I heard my name loud , my heart sank .This was the end I told myself. I stood up slowly like a rock was on my head and slowly found my way to the desk. I said yes I heard my name, she handed me the result in an envelope. I quickly put it inside my bag and left hurriedly, I don't want to see the result oo make I no go faint inside the lab.
Got home and just lay on my bed. Thinking of what to do.
After some minutes my friends called me on video asking me when I'm coming over (they were both my classmates and left for graduate studies in the US last year), telling me how I dey slack, I suppose don japa too make I hurry.
I shook my head while giving a fake smile , in my heart I said to myself, how do I process visa and all with a positive result , so does this mean my plan of leaving this country next year is gone forever?? I wondered
After the call, I don't know what came over me , I was just angry , I opened the bag , picked up the result , and opened it, saying even if its positive, all die na die.
To my shock I saw NEGATIVE boldly written.


You know the rest!!Yes my dream is alive, and I'm happy after months of torment.
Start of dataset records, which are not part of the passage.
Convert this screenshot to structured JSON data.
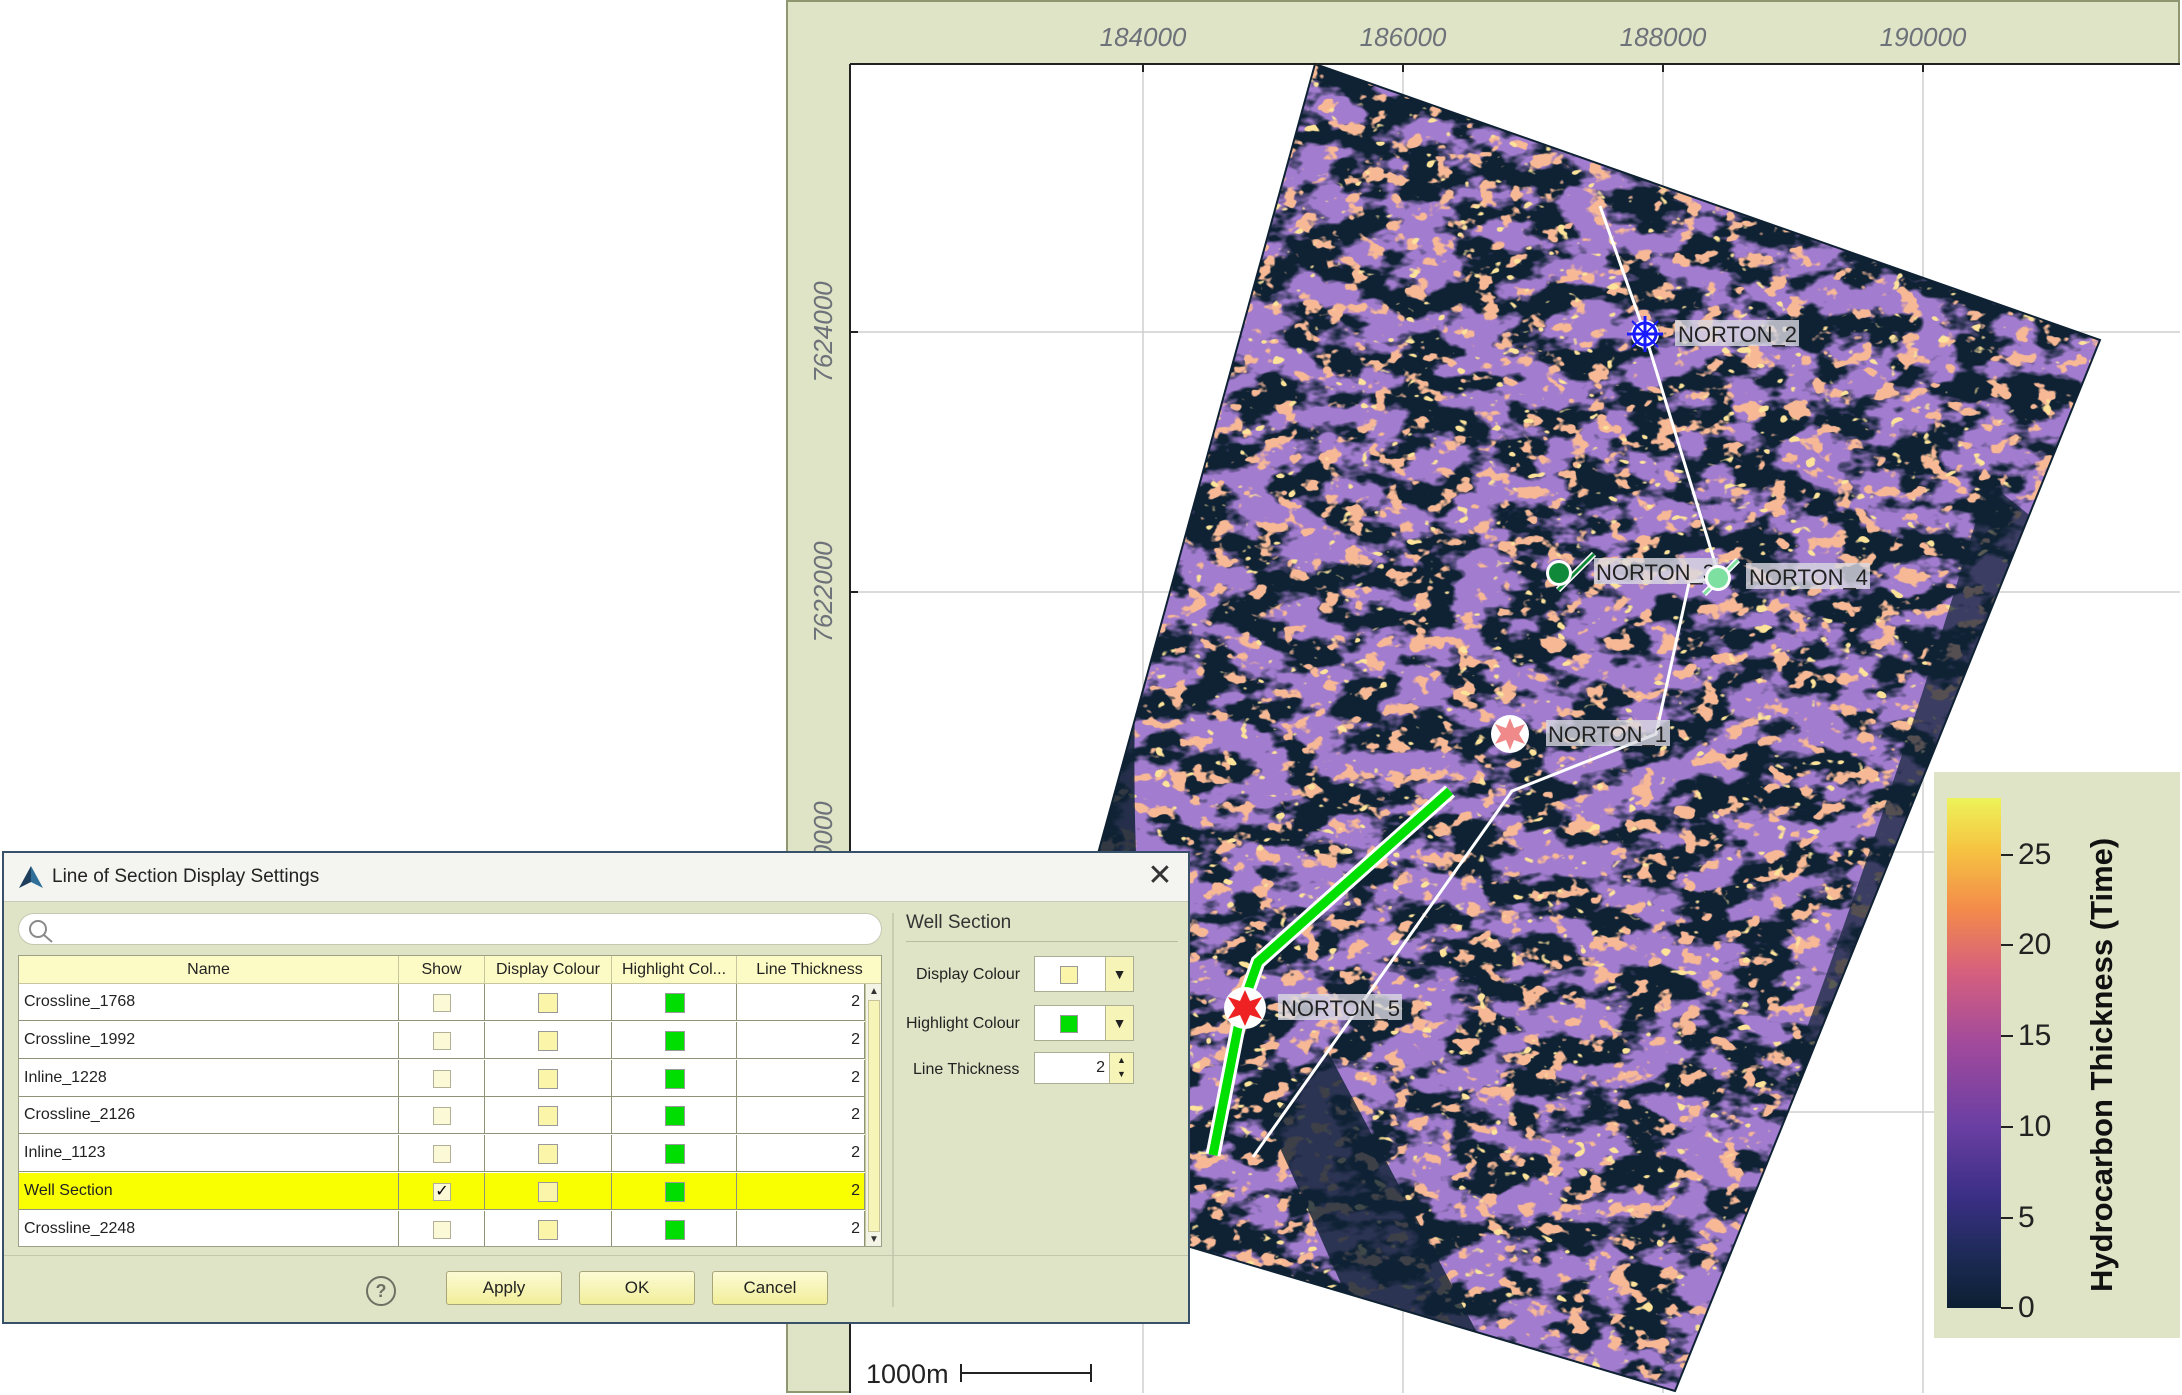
{
  "map": {
    "x_ticks": [
      "184000",
      "186000",
      "188000",
      "190000"
    ],
    "y_ticks": [
      "7624000",
      "7622000",
      "7620000"
    ],
    "scale_bar": "1000m",
    "wells": [
      {
        "name": "NORTON_2",
        "color": "#1a1aff"
      },
      {
        "name": "NORTON_3",
        "color": "#108a3a"
      },
      {
        "name": "NORTON_4",
        "color": "#7ee0a0"
      },
      {
        "name": "NORTON_1",
        "color": "#f08a8a"
      },
      {
        "name": "NORTON_5",
        "color": "#ee2222"
      }
    ],
    "section_line_color": "#ffffff",
    "highlight_color": "#00e000"
  },
  "legend": {
    "title": "Hydrocarbon Thickness (Time)",
    "ticks": [
      "25",
      "20",
      "15",
      "10",
      "5",
      "0"
    ]
  },
  "dialog": {
    "title": "Line of Section Display Settings",
    "close": "✕",
    "search_placeholder": "",
    "columns": [
      "Name",
      "Show",
      "Display Colour",
      "Highlight Col...",
      "Line Thickness"
    ],
    "rows": [
      {
        "name": "Crossline_1768",
        "show": "",
        "thickness": "2"
      },
      {
        "name": "Crossline_1992",
        "show": "",
        "thickness": "2"
      },
      {
        "name": "Inline_1228",
        "show": "",
        "thickness": "2"
      },
      {
        "name": "Crossline_2126",
        "show": "",
        "thickness": "2"
      },
      {
        "name": "Inline_1123",
        "show": "",
        "thickness": "2"
      },
      {
        "name": "Well Section",
        "show": "✓",
        "thickness": "2"
      },
      {
        "name": "Crossline_2248",
        "show": "",
        "thickness": "2"
      }
    ],
    "selected_row": "Well Section",
    "display_colour": "#fbf5a9",
    "highlight_colour": "#00dd00",
    "panel": {
      "title": "Well Section",
      "display_colour_label": "Display Colour",
      "highlight_colour_label": "Highlight Colour",
      "line_thickness_label": "Line Thickness",
      "line_thickness_value": "2"
    },
    "buttons": {
      "help": "?",
      "apply": "Apply",
      "ok": "OK",
      "cancel": "Cancel"
    }
  }
}
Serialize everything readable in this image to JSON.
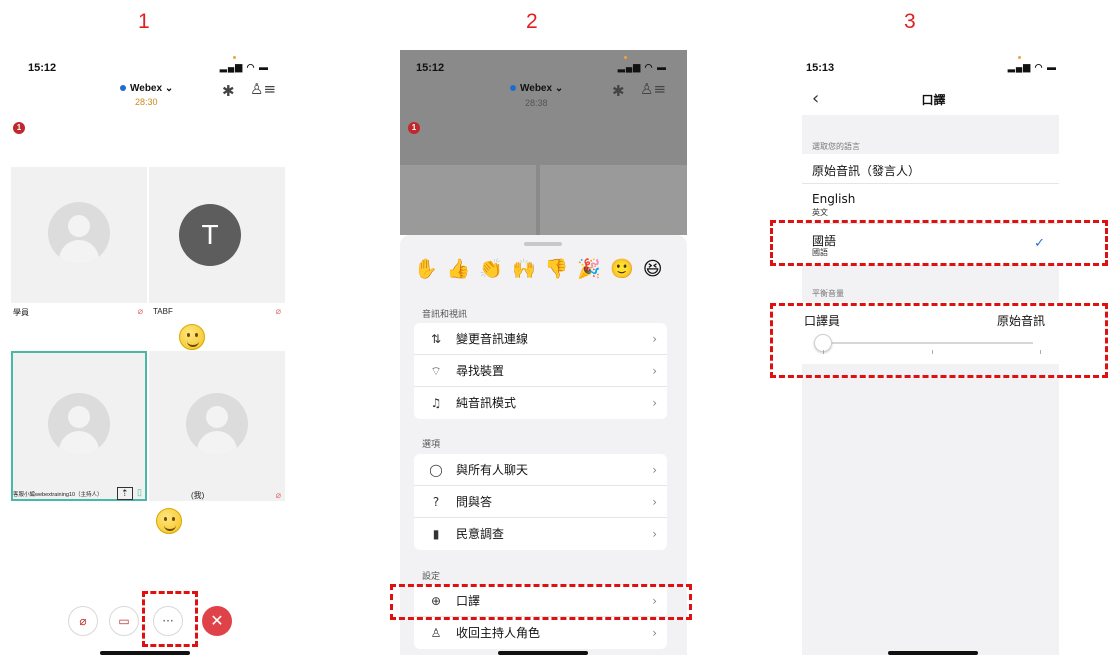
{
  "steps": [
    "1",
    "2",
    "3"
  ],
  "phone1": {
    "time": "15:12",
    "app_name": "Webex",
    "timer": "28:30",
    "badge_count": "1",
    "tiles": [
      {
        "name": "學員"
      },
      {
        "name": "TABF",
        "initial": "T"
      },
      {
        "name": "客服小編webextraining10（主持人）"
      },
      {
        "name": "(我)"
      }
    ],
    "controls": {
      "more_label": "···",
      "end_label": "✕"
    }
  },
  "phone2": {
    "time": "15:12",
    "app_name": "Webex",
    "timer": "28:38",
    "badge_count": "1",
    "reactions": [
      "✋",
      "👍",
      "👏",
      "🙌",
      "👎",
      "🎉",
      "🙂",
      "😆"
    ],
    "sections": [
      {
        "label": "音訊和視訊",
        "items": [
          {
            "icon": "mic-swap-icon",
            "glyph": "⇅",
            "label": "變更音訊連線"
          },
          {
            "icon": "wifi-icon",
            "glyph": "⌔",
            "label": "尋找裝置"
          },
          {
            "icon": "audio-only-icon",
            "glyph": "♫",
            "label": "純音訊模式"
          }
        ]
      },
      {
        "label": "選項",
        "items": [
          {
            "icon": "chat-icon",
            "glyph": "◯",
            "label": "與所有人聊天"
          },
          {
            "icon": "qa-icon",
            "glyph": "?",
            "label": "問與答"
          },
          {
            "icon": "poll-icon",
            "glyph": "▮",
            "label": "民意調查"
          }
        ]
      },
      {
        "label": "設定",
        "items": [
          {
            "icon": "interpretation-icon",
            "glyph": "⊕",
            "label": "口譯"
          },
          {
            "icon": "host-role-icon",
            "glyph": "♙",
            "label": "收回主持人角色"
          }
        ]
      }
    ]
  },
  "phone3": {
    "time": "15:13",
    "title": "口譯",
    "back_glyph": "‹",
    "choose_language_label": "選取您的語言",
    "languages": [
      {
        "main": "原始音訊（發言人）",
        "sub": ""
      },
      {
        "main": "English",
        "sub": "英文"
      },
      {
        "main": "國語",
        "sub": "國語",
        "selected": true
      }
    ],
    "balance_label": "平衡音量",
    "balance_left": "口譯員",
    "balance_right": "原始音訊",
    "balance_value": 0,
    "check_glyph": "✓"
  },
  "colors": {
    "highlight": "#e01010",
    "accent": "#2a6fd6",
    "end_call": "#e0424a"
  }
}
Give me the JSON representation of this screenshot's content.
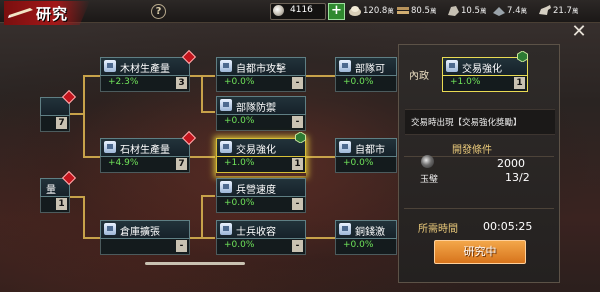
{
  "header": {
    "title": "研究",
    "help_symbol": "?",
    "silver": "4116",
    "add_symbol": "+",
    "resources": [
      {
        "icon": "food-icon",
        "value": "120.8",
        "unit": "萬"
      },
      {
        "icon": "wood-icon",
        "value": "80.5",
        "unit": "萬"
      },
      {
        "icon": "stone-icon",
        "value": "10.5",
        "unit": "萬"
      },
      {
        "icon": "iron-icon",
        "value": "7.4",
        "unit": "萬"
      },
      {
        "icon": "horse-icon",
        "value": "21.7",
        "unit": "萬"
      }
    ]
  },
  "nodes": [
    {
      "id": "left-top",
      "name": "",
      "pct": "",
      "level": "7"
    },
    {
      "id": "left-bot",
      "name": "量",
      "pct": "",
      "level": "1"
    },
    {
      "id": "wood",
      "name": "木材生產量",
      "pct": "+2.3%",
      "level": "3"
    },
    {
      "id": "stone",
      "name": "石材生產量",
      "pct": "+4.9%",
      "level": "7"
    },
    {
      "id": "warehouse",
      "name": "倉庫擴張",
      "pct": "",
      "level": "-"
    },
    {
      "id": "capital-attack",
      "name": "自都市攻擊",
      "pct": "+0.0%",
      "level": "-"
    },
    {
      "id": "troop-defense",
      "name": "部隊防禦",
      "pct": "+0.0%",
      "level": "-"
    },
    {
      "id": "trade",
      "name": "交易強化",
      "pct": "+1.0%",
      "level": "1"
    },
    {
      "id": "barracks-speed",
      "name": "兵營速度",
      "pct": "+0.0%",
      "level": "-"
    },
    {
      "id": "soldier-capacity",
      "name": "士兵收容",
      "pct": "+0.0%",
      "level": "-"
    },
    {
      "id": "troop-right",
      "name": "部隊可",
      "pct": "+0.0%",
      "level": ""
    },
    {
      "id": "capital-right",
      "name": "自都市",
      "pct": "+0.0%",
      "level": ""
    },
    {
      "id": "coin-right",
      "name": "銅錢激",
      "pct": "+0.0%",
      "level": ""
    }
  ],
  "panel": {
    "category": "內政",
    "node_name": "交易強化",
    "node_pct": "+1.0%",
    "node_level": "1",
    "description": "交易時出現【交易強化獎勵】",
    "conditions_title": "開發條件",
    "item_name": "玉璧",
    "required": "2000",
    "owned": "13/2",
    "time_label": "所需時間",
    "time_value": "00:05:25",
    "research_button": "研究中",
    "close_symbol": "✕"
  },
  "colors": {
    "positive": "#6fe35a",
    "accent_gold": "#e9db53",
    "button": "#e38a2b"
  }
}
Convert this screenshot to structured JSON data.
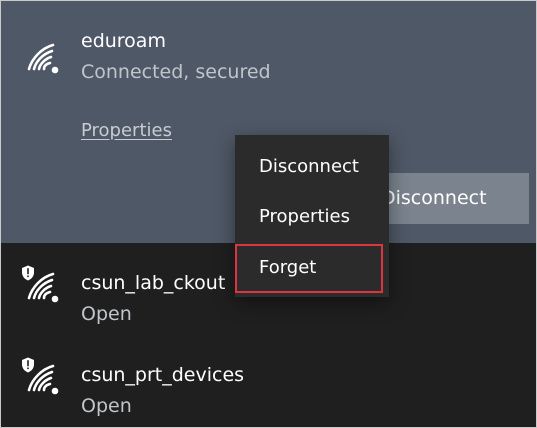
{
  "selected_network": {
    "name": "eduroam",
    "status": "Connected, secured",
    "properties_link": "Properties",
    "disconnect_button": "Disconnect"
  },
  "networks": [
    {
      "name": "csun_lab_ckout",
      "status": "Open"
    },
    {
      "name": "csun_prt_devices",
      "status": "Open"
    }
  ],
  "context_menu": {
    "items": [
      "Disconnect",
      "Properties",
      "Forget"
    ]
  },
  "colors": {
    "active_panel": "#4f5866",
    "dark_list": "#1f1f1f",
    "menu_bg": "#2b2b2b",
    "highlight": "#d9363e"
  },
  "icons": {
    "wifi": "wifi-icon",
    "shield": "shield-icon"
  }
}
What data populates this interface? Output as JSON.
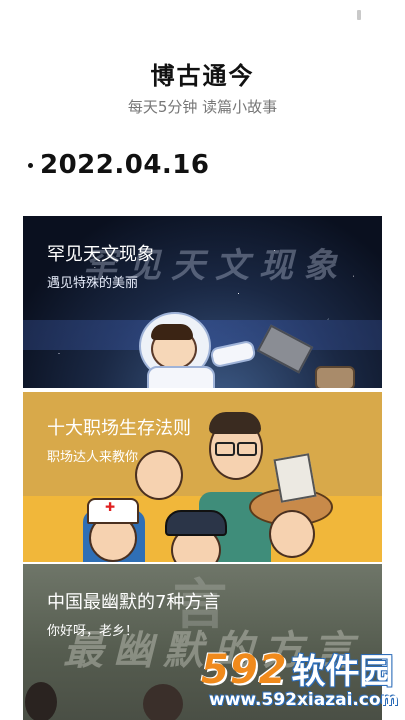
{
  "header": {
    "title": "博古通今",
    "subtitle": "每天5分钟 读篇小故事"
  },
  "date": "2022.04.16",
  "cards": [
    {
      "title": "罕见天文现象",
      "subtitle": "遇见特殊的美丽",
      "bg_text": "罕见天文现象",
      "color": "#1a2844"
    },
    {
      "title": "十大职场生存法则",
      "subtitle": "职场达人来教你",
      "color": "#d8a94a"
    },
    {
      "title": "中国最幽默的7种方言",
      "subtitle": "你好呀，老乡！",
      "bg_text": "最幽默的方言",
      "big_char": "言",
      "color": "#565d50"
    }
  ],
  "watermark": {
    "number": "592",
    "name": "软件园",
    "url": "www.592xiazai.com"
  }
}
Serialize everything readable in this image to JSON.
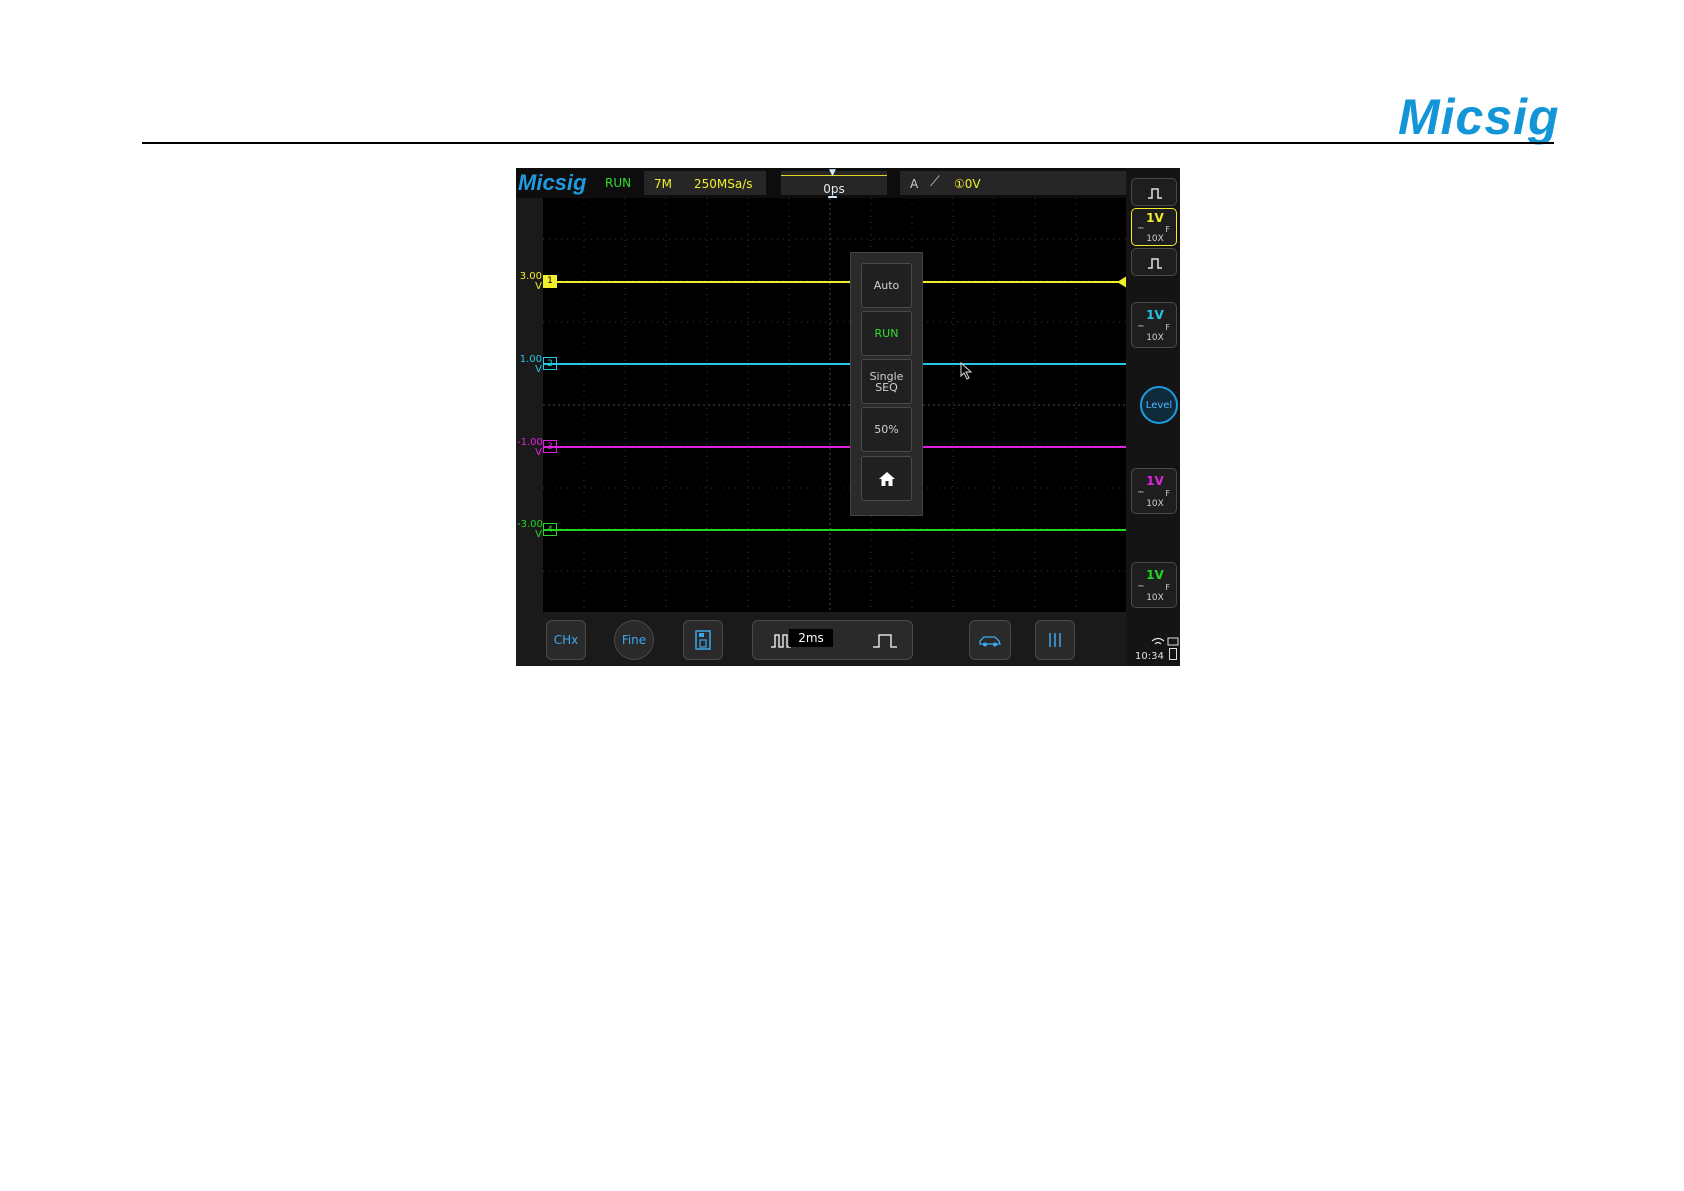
{
  "page": {
    "logo": "Micsig"
  },
  "scope": {
    "brand": "Micsig",
    "status": "RUN",
    "memory": "7M",
    "sample_rate": "250MSa/s",
    "time_offset": "0ps",
    "trigger": {
      "source": "A",
      "edge_icon": "rising-edge-icon",
      "level_prefix": "①",
      "level": "0V"
    },
    "channels": [
      {
        "id": "1",
        "offset": "3.00",
        "unit": "V",
        "color": "#f2ee2c",
        "vdiv": "1V",
        "coupling": "⎓",
        "filter": "F",
        "probe": "10X"
      },
      {
        "id": "2",
        "offset": "1.00",
        "unit": "V",
        "color": "#26c6e6",
        "vdiv": "1V",
        "coupling": "⎓",
        "filter": "F",
        "probe": "10X"
      },
      {
        "id": "3",
        "offset": "-1.00",
        "unit": "V",
        "color": "#e022e0",
        "vdiv": "1V",
        "coupling": "⎓",
        "filter": "F",
        "probe": "10X"
      },
      {
        "id": "4",
        "offset": "-3.00",
        "unit": "V",
        "color": "#22d622",
        "vdiv": "1V",
        "coupling": "⎓",
        "filter": "F",
        "probe": "10X"
      }
    ],
    "popup": [
      "Auto",
      "RUN",
      "Single SEQ",
      "50%"
    ],
    "popup_home_icon": "home-icon",
    "level_label": "Level",
    "bottom": {
      "chx": "CHx",
      "fine": "Fine",
      "timebase": "2ms"
    },
    "clock": "10:34"
  }
}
I have an offer letter to sign without fear of medical screening also.

Thanks all.

2 Likes

Re: Help!! Hiv Scare!! by samisj4real(m): 5:34pm On Aug 21, 2020
Congratulations Mate!
Re: Help!! Hiv Scare!! by samisj4real(m): 5:35pm On Aug 21, 2020
Dilemma247:
So I summoned courage today, telling myself, anyway it goes life goes on..
Negative. I'd feel relieved.
Positive..I'd learn to see the bright side, I will still be alive at least , not dying any time soon.Besides everyone dies, so why should I kill myself.
Packed up and looked for a lab far away from home.
I inquired how much it will cost to do the test and how long should I be expecting the results. 30minutes tops.
Long story short, took my samples and asked me to wait.
I even wanted to run at a time sef.. grin grin
The test came even quicker than I thought, I had barely had time to think about my life while sitting and my strategy to pull myself together should the test turn out positive, or whether I should just run , and forfeit my money.
I heard my name loud , my heart sank .This was the end I told myself. I stood up slowly like a rock was on my head and slowly found my way to the desk. I said yes I heard my name, she handed me the result in an envelope. I quickly put it inside my bag and left hurriedly, I don't want to see the result oo make I no go faint inside the lab.
Got home and just lay on my bed. Thinking of what to do.
After some minutes my friends called me on video asking me when I'm coming over (they were both my classmates and left for graduate studies in the US last year), telling me how I dey slack, I suppose don japa too make I hurry.
I shook my head while giving a fake smile , in my heart I said to myself, how do I process visa and all with a positive result , so does this mean my plan of leaving this country next year is gone forever?? I wondered
After the call, I don't know what came over me , I was just angry , I opened the bag , picked up the result , and opened it, saying even if its positive, all die na die.
To my shock I saw NEGATIVE boldly written.


You know the rest!!Yes my dream is alive, and I'm happy after months of torment.

I have an offer letter to sign without fear of medical screening also.

Thanks all.
What are we celebrating this joyful moments with?